MDR Application Procedure

Based on the product classification, the manufacturer must apply for an applicable conformity assessment procedure.

The application forms requesting detailed information can be accessed here.

Step-by-step information for each of the  conformity assessment procedures (using the  relevant Annex) is highlighted below. The graphics also provide an overview of the procedures for different device classes and types as well as relevant surveillance activities. Specific device types require additional assessments, which are listed in the tables below.

English and/or German are the only acceptable languages for the submission of documentation and any related correspondence.

The certification costs are based on hourly rates and take into account factors such as the size of company, sites, number and complexity of devices, etc.

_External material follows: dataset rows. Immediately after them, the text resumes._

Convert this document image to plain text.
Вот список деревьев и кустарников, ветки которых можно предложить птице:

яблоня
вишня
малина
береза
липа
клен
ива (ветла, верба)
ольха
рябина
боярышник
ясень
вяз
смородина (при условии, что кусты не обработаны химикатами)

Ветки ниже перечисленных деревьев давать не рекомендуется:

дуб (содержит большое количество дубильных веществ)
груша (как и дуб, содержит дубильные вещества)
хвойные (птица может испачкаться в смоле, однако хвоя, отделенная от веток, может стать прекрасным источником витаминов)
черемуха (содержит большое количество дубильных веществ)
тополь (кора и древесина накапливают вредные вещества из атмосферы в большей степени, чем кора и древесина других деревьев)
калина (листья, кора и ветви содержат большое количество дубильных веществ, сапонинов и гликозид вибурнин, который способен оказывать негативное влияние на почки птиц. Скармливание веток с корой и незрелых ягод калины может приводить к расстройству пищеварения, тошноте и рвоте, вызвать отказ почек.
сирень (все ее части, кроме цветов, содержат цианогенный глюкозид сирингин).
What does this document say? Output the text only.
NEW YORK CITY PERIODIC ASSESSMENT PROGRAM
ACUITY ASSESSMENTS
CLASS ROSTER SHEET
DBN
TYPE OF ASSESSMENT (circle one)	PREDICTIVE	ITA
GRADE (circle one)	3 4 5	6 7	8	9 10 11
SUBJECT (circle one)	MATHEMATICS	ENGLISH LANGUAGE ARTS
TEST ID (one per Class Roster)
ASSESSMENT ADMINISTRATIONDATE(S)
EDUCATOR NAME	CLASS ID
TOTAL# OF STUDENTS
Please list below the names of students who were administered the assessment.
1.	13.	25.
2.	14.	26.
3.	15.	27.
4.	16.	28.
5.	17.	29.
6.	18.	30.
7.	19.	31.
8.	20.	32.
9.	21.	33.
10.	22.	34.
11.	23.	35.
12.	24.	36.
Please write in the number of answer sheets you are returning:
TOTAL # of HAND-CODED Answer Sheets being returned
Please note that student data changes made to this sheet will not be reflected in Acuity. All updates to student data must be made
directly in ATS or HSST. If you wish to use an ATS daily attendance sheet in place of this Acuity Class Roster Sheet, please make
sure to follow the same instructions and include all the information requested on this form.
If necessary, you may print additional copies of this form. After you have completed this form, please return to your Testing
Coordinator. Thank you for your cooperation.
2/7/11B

The standard fees for the conformity assessment activities delivered by TÜV SÜD Germany are as follows:

Audit and QM System Assessment Services

Hourly Rate 

Audit

290€ 

Assessment of Change Notifications and Extensions for Quality Systems, MDR, IVDR

290€

Clinical Audit

290€ 

Technical Documentation Assessment Service

 

Technical Documentation Assessment Offsite

390€

Clinical Assessment

390€

 Technical Documentation Assessment Onsite for Class I* and Class II non-implantable

490€ 

conformity assessment procedures under MDR

Conformity assessment procedures under MDR

*Class III implantable devices, class III with incorporated medicinal product, class III utilising tissues or cells of human or animal origin, class IIb active devices intended to administer and/or remove a medicinal product

+Refer to the Nando website for the applicable products and procedures/annexes (update link once designation EU 2017/745 is available)

Annex IX

CONFORMITY ASSESSMENT BASED ON A QUALITY MANAGEMENT SYSTEM AND ON THE ASSESSMENT OF TECHNICAL DOCUMENTATION

Chapter I: Quality Management System (QMS)

1. Application Management

  • Customer enquiry with application form
  • Non-binding quotation
  • Purchase order
  • Purchase order confirmation
2. Auditing (Full QMS)
  • Development of an audit programme
  • Customer submits company profile information
  • Documentation review (company profile information, QM documentation etc.)
  • Development of an audit plan
  • On-Site audit
  • Audit report

3. Technical Documentation (for classes IIa, IIb)
(Assessment of the technical documentation is performed before or during routine audits)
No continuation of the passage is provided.